In a complete U-turn on the comments, today he encouraged doctors not to perform abortions and said they are forced into situations where they are called to "not respect life," the Associated Press reported.

"Every child that isn't born, but is unjustly condemned to be aborted, has the face of Jesus Christ, has the face of the Lord," he said.

In an incredibly frank interview with the Italian Jesuit journal La Civiltà Cattolica, the Pope described his new vision for the church saying: “We have to find a new balance,” saying it should be a “home for all” and not a “small chapel.”

Expanding on the explosive comments he made about homosexuality in July when he was returning to Rome from Rio de Janeiro, where he had celebrated World Youth Day, the Pope said he has no right to judge anyone from the LGBT community.

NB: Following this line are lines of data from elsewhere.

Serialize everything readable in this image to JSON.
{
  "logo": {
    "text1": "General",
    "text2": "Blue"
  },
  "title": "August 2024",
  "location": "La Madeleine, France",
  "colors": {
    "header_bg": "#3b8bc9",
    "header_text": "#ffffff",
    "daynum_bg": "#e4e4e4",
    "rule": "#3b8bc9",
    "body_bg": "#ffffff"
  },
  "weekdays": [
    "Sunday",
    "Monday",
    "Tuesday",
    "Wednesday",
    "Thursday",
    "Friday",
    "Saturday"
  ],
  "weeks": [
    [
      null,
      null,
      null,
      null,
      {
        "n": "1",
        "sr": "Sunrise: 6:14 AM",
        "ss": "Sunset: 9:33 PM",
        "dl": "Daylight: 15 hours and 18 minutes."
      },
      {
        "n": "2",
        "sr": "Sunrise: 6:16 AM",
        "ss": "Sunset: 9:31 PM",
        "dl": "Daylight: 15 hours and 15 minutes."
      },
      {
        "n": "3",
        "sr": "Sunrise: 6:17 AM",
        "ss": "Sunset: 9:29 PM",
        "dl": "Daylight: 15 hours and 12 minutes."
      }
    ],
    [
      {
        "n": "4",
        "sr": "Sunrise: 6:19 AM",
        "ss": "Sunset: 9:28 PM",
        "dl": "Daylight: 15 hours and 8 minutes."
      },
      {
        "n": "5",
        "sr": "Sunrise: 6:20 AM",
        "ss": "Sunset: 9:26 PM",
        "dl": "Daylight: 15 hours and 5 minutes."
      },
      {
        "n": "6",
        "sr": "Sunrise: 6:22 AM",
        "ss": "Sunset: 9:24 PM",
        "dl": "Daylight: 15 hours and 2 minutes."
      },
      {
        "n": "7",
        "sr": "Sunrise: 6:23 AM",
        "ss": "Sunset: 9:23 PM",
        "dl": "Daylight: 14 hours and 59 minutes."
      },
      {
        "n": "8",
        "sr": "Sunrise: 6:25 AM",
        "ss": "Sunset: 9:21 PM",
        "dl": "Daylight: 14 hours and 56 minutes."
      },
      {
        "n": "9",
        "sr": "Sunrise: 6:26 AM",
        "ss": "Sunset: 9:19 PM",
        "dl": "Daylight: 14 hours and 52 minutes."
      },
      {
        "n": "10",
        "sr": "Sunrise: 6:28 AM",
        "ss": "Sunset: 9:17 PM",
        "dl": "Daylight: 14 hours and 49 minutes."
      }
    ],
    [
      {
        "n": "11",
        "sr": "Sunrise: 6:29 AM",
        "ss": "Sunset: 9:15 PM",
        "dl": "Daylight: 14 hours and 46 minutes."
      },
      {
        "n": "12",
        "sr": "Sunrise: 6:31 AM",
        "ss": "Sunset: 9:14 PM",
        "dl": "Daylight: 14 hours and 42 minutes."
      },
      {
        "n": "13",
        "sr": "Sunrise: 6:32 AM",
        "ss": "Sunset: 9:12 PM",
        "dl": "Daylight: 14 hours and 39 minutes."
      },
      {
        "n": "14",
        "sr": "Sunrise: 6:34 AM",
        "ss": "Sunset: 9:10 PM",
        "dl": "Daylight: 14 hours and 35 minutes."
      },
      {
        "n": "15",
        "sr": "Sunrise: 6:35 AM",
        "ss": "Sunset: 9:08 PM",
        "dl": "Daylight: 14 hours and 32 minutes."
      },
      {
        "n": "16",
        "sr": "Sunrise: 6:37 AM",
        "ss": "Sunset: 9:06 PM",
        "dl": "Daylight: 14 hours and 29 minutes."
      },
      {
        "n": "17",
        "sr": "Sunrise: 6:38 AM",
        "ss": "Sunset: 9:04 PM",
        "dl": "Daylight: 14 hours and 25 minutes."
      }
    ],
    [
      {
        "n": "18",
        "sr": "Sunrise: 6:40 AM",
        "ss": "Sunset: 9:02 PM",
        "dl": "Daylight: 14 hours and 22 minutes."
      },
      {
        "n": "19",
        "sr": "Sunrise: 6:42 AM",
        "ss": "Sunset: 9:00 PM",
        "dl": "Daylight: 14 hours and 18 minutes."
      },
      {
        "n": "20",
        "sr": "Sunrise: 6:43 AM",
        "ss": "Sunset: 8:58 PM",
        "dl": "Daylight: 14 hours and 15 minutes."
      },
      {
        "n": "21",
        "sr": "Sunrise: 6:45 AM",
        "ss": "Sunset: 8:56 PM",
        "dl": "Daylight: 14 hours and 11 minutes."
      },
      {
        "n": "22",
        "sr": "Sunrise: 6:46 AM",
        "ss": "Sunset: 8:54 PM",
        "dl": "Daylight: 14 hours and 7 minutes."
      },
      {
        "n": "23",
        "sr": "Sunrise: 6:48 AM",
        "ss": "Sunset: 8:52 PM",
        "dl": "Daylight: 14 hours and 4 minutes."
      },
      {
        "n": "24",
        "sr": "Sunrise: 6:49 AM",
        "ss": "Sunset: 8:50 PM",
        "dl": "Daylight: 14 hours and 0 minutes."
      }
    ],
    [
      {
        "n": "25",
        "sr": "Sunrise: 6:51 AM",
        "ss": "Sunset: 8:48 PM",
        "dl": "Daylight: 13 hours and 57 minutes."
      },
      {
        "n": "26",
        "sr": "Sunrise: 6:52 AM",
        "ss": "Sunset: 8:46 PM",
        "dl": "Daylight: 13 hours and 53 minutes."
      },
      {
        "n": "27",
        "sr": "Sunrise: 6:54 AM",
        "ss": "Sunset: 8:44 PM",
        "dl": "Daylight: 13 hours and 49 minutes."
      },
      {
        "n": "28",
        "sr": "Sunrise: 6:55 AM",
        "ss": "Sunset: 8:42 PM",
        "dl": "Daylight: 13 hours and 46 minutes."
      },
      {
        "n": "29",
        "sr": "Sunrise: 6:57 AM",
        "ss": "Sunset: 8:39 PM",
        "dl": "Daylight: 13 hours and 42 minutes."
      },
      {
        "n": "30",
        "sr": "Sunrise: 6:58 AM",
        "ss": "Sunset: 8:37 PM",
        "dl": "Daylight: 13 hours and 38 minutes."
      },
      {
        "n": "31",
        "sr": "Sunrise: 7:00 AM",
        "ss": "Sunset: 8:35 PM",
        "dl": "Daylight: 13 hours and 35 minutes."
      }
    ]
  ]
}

“A person once asked me, in a provocative manner, if I approved of homosexuality,” he said in the interview.

“I replied with another question: ‘Tell me: when God looks at a gay person, does he endorse the existence of this person with love, or reject and condemn this person?’ We must always consider the person.”

In July, he famously said “Who am I to judge” gay people.

Now, he has admitted he has faced criticism, but determinedly insisted that the church's priorities must change to incorporate his views.

“We cannot insist only on issues related to abortion, gay marriage and the use of contraceptive methods," he said.

"I have not spoken much about these things, and I was reprimanded for that."

"It is not necessary to talk about these issues all the time," Francis said.